Lapp's group has counterparts on the Republican side, such as a newly founded super PAC called the Congressional Leadership Fund.
Other groups, such as some connected to Karl Rove's American Crossroads group, work under separate rules. They are formed as "social welfare" groups regulated by the Internal Revenue Service, not as electioneering groups. As a result, they must report their spending to the Federal Election Commission, but they don't have to disclose their donors.
In the New York state race, American Crossroads spent $690,000 in support of Republican Jane Corwin, who ended up losing.
Limited campaign time
The short time candidates have to start up their campaigns makes it more likely that outside groups will throw their money in, some candidates and party officials said. Candidates will have less time to raise their own money and less time for traditional, time-consuming activities such as door-knocking.
"With a longer time frame, you can focus more on grassroots activities and grassroots organizations," said Jeff Rogers, chairman of the Pima County Democratic Party. "With the shorter time frame, the less of that you can do, and the more cash can go into billboards, television ads, radio ads. You end up getting a lot more bang in a shorter period of time."
Longtime Republican fundraiser and official John Munger isn't so sure the time between the primary and the general election will be restrictive. Normally, he noted, the time between those elections is a little over 60 days. This year, the primary and general election will be 57 days apart.
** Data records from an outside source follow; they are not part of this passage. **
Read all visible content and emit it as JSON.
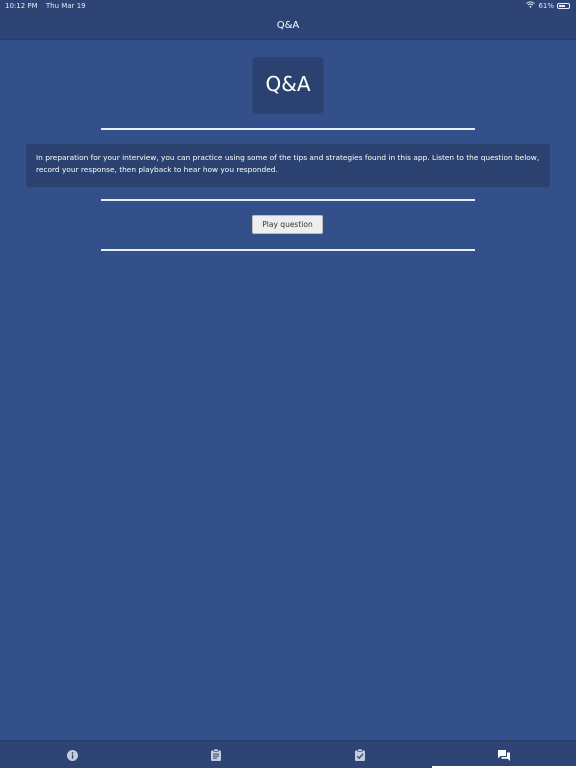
{
  "status_bar": {
    "time": "10:12 PM",
    "date": "Thu Mar 19",
    "battery_text": "61%",
    "battery_level": 0.61,
    "wifi_icon": "wifi-icon",
    "battery_icon": "battery-icon"
  },
  "nav": {
    "title": "Q&A"
  },
  "logo": {
    "text": "Q&A"
  },
  "info": {
    "text": "In preparation for your interview, you can practice using some of the tips and strategies found in this app. Listen to the question below, record your response, then playback to hear how you responded."
  },
  "player": {
    "play_label": "Play question"
  },
  "colors": {
    "background": "#34508a",
    "bar": "#2d4474",
    "card": "#2b4270",
    "divider": "#e8edf7"
  },
  "tabs": [
    {
      "icon": "info-icon",
      "active": false
    },
    {
      "icon": "clipboard-icon",
      "active": false
    },
    {
      "icon": "checklist-icon",
      "active": false
    },
    {
      "icon": "chat-icon",
      "active": true
    }
  ]
}
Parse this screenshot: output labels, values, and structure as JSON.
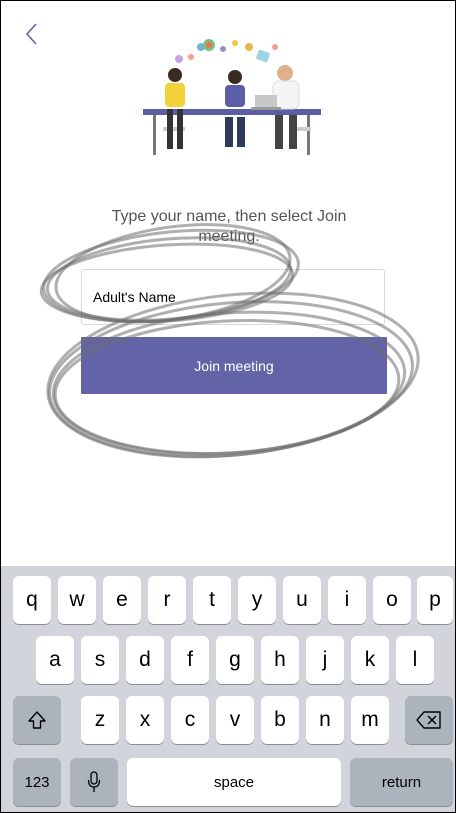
{
  "header": {
    "back_icon": "chevron-left-icon"
  },
  "illustration": {
    "icon": "meeting-people-illustration"
  },
  "prompt": {
    "line1": "Type your name, then select Join",
    "line2": "meeting."
  },
  "name_input": {
    "value": "Adult's Name"
  },
  "join_button": {
    "label": "Join meeting"
  },
  "colors": {
    "accent": "#6264a7",
    "keyboard_bg": "#d1d4da",
    "key_bg": "#ffffff",
    "key_dark_bg": "#adb3bc"
  },
  "keyboard": {
    "row1": [
      "q",
      "w",
      "e",
      "r",
      "t",
      "y",
      "u",
      "i",
      "o",
      "p"
    ],
    "row2": [
      "a",
      "s",
      "d",
      "f",
      "g",
      "h",
      "j",
      "k",
      "l"
    ],
    "row3": [
      "z",
      "x",
      "c",
      "v",
      "b",
      "n",
      "m"
    ],
    "shift_icon": "shift-icon",
    "delete_icon": "backspace-icon",
    "numbers_label": "123",
    "mic_icon": "microphone-icon",
    "space_label": "space",
    "return_label": "return"
  }
}
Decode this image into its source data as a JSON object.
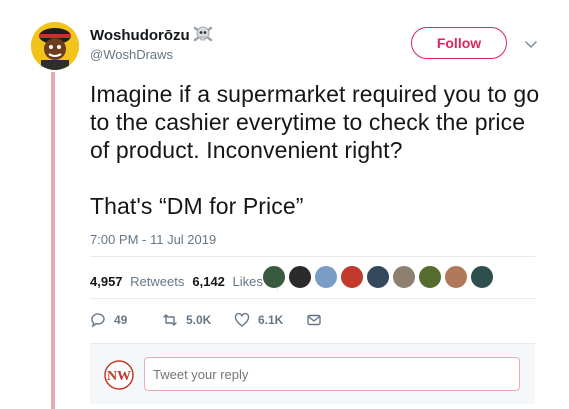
{
  "user": {
    "display_name": "Woshudorōzu",
    "handle": "@WoshDraws",
    "avatar_icon": "cartoon-avatar",
    "badge_icon": "skull-crossbones-icon"
  },
  "follow": {
    "label": "Follow"
  },
  "menu": {
    "icon": "chevron-down-icon"
  },
  "tweet": {
    "line1": "Imagine if a supermarket required you to go to the cashier everytime to check the price of product. Inconvenient right?",
    "line2": "That's “DM for Price”",
    "timestamp": "7:00 PM - 11 Jul 2019"
  },
  "stats": {
    "retweets_count": "4,957",
    "retweets_label": "Retweets",
    "likes_count": "6,142",
    "likes_label": "Likes"
  },
  "actions": {
    "reply_count": "49",
    "retweet_count": "5.0K",
    "like_count": "6.1K"
  },
  "reply": {
    "placeholder": "Tweet your reply",
    "avatar_text": "NW"
  },
  "colors": {
    "accent": "#e0245e",
    "thread_line": "#e8a8ae",
    "muted": "#657786"
  }
}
The shorter time frame for candidates just starting their campaigns would generally benefit experienced politicians, who have the contacts and organization in place to reignite their campaigns quickly, said John Ellinwood, spokesman for Jesse Kelly, who ran a tough campaign against Giffords in 2010 and is expected to announce his candidacy this week.
But this is another area where independent spending can make a difference, said Kelner, the campaign finance attorney.
"A super PAC can come to the rescue of a less well-known or less-well-funded candidate and make him viable in a way that would not be the case before super PACs came into existence," he said.
Another factor, said Jim Kolbe, who held the Congressional District 8 House seat before Giffords, is the looming election for the new Congressional District 2 in November. Most of that district overlaps the current District 8.
"If all the candidates decide they have to win the first race in order to be the lead candidate for the second race," Kolbe said, "then they're going to have to go all out."
On StarNet: Find election news at azstarnet.com/election
Types of GROUPS WITH NEW SPENDING CLOUT
Two types of groups are emerging as major players in elections this year, thanks to a pair of 2010 federal court decisions. The Citizens United and SpeechNow decisions eliminated limits on corporate spending on campaigns and banned limits on donations to independent advocacy groups.
• Super PACs - This is a nickname for groups formally known as "independent expenditure only committees." They may collect unlimited donations, but they must report their donors, the donations and their expenditures to the Federal Election Commission. Their spending is available for viewing at fec.gov
• 501(c)4 or "social welfare" groups - These organizations are regulated by the Internal Revenue Service and need not reveal the source of their donations, which are unlimited. However, they must reveal what they spend on influencing campaigns to the Federal Election Commission, and they must act independently of candidates' campaign organizations.